To understand the effects of microgravity on muscles, the researchers launched muscle chips — bioengineered packages of oriented muscle cells on patterned biomaterials that mimic the structure of real muscles — into space to grow for seven days under astronauts’ care.
When the researchers compared muscle cells grown in microgravity to those grown on Earth, they found impaired muscle fiber formation. They also discovered differences in their gene activity and protein profile. Genes related to mitochondrial function, which muscles get their energy from, were compromised, and genes associated with fat formation were boosted. These findings suggest microgravity can lead to dysfunctions in muscle regeneration.
Space-traveled muscles also have gene activities that somewhat resemble muscles with sarcopenia, which most commonly affects people ages 60 and older.
“We think our research on muscle chips in microgravity may have broader implications on sarcopenia,” says Huang. “Sarcopenia usually takes decades to develop on Earth, and we think that microgravity may have some ability to accelerate the disease process in orders of days.”
In a proof-of-concept experiment to test the muscle chip for drug screening, the astronauts spiked the chips with drugs to treat sarcopenia or enhance muscle regeneration. The treatment partially mitigated some of the negative effects of microgravity on the muscles, preventing a metabolic shift to fat formation. Looking into gene activity patterns, the drug-treated muscle in microgravity is more similar to samples from Earth than untreated samples in microgravity.

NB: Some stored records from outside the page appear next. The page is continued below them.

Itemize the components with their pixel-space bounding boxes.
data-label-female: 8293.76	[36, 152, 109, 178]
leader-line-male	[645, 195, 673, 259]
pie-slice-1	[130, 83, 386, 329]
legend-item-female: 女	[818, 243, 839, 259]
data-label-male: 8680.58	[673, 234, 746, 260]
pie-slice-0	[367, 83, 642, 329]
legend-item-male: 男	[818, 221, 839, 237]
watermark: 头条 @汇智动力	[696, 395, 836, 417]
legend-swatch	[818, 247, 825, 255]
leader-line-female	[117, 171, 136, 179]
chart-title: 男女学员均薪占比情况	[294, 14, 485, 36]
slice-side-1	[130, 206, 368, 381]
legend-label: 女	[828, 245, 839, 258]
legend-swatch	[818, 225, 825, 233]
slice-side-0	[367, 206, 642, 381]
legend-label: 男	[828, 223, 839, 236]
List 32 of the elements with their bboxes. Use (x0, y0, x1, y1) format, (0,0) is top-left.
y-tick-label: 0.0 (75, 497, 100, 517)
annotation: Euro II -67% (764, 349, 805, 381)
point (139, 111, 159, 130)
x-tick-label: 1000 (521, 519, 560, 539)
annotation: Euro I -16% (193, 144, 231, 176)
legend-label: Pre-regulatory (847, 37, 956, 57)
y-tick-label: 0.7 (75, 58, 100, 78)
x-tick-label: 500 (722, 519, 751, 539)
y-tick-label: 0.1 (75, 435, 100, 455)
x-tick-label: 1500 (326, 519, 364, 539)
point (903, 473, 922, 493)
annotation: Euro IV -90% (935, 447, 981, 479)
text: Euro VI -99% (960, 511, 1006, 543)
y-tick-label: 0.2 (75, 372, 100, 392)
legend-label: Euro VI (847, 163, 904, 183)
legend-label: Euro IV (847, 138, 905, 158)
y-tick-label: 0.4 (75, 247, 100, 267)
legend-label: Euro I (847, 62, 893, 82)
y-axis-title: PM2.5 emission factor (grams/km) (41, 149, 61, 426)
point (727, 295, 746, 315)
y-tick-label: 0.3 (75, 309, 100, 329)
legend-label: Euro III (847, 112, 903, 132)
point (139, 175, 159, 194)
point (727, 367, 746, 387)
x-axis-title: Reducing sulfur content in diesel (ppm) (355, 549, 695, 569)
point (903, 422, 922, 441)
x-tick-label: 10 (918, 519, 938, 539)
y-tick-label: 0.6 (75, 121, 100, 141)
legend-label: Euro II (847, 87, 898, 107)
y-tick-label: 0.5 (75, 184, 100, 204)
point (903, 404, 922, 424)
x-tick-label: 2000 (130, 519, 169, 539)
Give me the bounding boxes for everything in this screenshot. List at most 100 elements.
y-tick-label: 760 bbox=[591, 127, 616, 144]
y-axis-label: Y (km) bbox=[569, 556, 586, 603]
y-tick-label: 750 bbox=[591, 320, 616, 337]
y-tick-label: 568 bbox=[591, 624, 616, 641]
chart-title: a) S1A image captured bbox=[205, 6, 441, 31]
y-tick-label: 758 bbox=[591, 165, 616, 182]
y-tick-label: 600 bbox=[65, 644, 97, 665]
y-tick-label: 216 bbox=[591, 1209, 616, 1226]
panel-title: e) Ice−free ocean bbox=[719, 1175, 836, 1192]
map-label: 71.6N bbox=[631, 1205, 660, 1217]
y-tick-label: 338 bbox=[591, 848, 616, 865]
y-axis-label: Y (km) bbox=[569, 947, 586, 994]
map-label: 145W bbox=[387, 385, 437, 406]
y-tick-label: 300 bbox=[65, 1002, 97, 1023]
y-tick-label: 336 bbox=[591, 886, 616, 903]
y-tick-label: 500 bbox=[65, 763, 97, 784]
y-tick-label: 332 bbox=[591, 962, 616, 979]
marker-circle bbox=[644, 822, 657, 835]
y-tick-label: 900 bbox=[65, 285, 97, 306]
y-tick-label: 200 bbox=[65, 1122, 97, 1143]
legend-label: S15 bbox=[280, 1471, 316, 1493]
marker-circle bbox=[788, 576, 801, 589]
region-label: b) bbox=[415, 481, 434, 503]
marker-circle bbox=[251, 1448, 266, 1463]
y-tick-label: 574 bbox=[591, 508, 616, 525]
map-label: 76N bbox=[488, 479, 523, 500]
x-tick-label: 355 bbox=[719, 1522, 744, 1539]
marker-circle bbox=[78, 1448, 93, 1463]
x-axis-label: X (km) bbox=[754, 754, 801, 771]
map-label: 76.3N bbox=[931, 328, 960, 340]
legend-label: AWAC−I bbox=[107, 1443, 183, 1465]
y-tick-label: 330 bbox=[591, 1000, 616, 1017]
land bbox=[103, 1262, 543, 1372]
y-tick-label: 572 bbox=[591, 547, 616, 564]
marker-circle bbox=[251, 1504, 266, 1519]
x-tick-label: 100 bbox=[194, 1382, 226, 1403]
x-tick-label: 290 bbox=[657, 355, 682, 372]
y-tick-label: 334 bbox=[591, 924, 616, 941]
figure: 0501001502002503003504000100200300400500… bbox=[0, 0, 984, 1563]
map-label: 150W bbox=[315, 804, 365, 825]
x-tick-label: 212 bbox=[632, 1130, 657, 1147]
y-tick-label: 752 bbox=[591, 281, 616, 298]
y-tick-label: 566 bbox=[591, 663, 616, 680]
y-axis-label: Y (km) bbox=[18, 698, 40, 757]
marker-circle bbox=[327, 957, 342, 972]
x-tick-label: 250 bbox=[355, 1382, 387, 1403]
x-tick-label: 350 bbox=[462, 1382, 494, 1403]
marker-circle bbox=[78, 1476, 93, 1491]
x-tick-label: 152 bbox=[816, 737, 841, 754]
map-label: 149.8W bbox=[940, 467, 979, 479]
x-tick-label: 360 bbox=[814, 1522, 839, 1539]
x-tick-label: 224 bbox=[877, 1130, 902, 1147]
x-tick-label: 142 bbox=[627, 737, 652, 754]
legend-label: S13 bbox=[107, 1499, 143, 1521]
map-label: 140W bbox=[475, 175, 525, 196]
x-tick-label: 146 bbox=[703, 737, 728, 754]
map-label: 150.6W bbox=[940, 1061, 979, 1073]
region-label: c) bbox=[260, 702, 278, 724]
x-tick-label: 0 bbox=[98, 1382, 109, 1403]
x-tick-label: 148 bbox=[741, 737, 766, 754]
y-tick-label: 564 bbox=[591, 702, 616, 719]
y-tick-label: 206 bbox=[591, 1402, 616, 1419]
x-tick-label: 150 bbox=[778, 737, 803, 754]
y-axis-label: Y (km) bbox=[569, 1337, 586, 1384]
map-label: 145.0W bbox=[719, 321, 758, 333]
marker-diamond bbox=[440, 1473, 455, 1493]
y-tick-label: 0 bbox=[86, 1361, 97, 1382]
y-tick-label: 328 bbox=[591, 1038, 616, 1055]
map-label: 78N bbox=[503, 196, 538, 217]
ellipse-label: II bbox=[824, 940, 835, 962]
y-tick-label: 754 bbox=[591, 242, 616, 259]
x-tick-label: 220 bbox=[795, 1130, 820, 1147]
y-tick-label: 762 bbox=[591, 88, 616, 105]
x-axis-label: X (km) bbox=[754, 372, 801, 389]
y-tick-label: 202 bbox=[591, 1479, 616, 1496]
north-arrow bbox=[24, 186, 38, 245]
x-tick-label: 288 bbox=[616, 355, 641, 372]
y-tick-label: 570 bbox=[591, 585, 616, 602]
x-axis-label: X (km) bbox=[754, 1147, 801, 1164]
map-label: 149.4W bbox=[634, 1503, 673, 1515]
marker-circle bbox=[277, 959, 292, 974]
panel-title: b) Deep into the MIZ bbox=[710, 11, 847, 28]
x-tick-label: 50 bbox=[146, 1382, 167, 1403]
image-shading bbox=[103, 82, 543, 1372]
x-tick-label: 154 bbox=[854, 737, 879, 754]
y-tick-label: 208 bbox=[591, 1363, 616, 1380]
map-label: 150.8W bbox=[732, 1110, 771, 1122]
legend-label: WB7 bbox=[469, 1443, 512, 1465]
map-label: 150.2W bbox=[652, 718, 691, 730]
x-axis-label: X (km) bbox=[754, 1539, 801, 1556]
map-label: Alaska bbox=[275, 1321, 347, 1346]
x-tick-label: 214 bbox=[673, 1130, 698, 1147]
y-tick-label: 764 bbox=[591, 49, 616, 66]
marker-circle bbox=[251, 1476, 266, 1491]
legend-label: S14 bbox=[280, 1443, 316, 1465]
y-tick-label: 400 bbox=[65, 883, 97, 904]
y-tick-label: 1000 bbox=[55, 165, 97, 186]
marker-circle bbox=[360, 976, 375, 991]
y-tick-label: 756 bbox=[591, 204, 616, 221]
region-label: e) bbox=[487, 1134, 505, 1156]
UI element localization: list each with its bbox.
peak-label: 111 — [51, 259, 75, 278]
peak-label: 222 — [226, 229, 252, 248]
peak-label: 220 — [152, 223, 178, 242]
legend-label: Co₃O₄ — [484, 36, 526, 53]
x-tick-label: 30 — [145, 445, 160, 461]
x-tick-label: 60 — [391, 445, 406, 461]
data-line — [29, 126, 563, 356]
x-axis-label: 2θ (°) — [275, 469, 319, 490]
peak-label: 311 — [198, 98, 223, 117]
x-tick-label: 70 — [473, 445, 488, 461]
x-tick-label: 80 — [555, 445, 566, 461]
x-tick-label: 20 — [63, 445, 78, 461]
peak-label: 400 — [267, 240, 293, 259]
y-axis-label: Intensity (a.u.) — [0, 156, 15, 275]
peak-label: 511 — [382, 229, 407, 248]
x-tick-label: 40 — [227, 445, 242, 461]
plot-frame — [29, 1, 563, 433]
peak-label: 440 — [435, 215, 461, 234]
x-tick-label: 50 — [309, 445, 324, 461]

Because space research is labor and resource intensive, the current study is a one-time experiment, and a limited number of samples were allowed to board the rocket. The scientists are now deploying equipment that simulates microgravity to overcome some of those limitations and aid their research in space. Huang’s muscle chips are scheduled to embark on another space journey in 2025 to continue the research on identifying drugs for treating microgravity-induced impairment in muscle regeneration.
“This concept of engineered tissue chip platform in microgravity is a potentially transformative tool that could allow us to study a variety of diseases and do drug screening without animal or human subjects,” says Huang.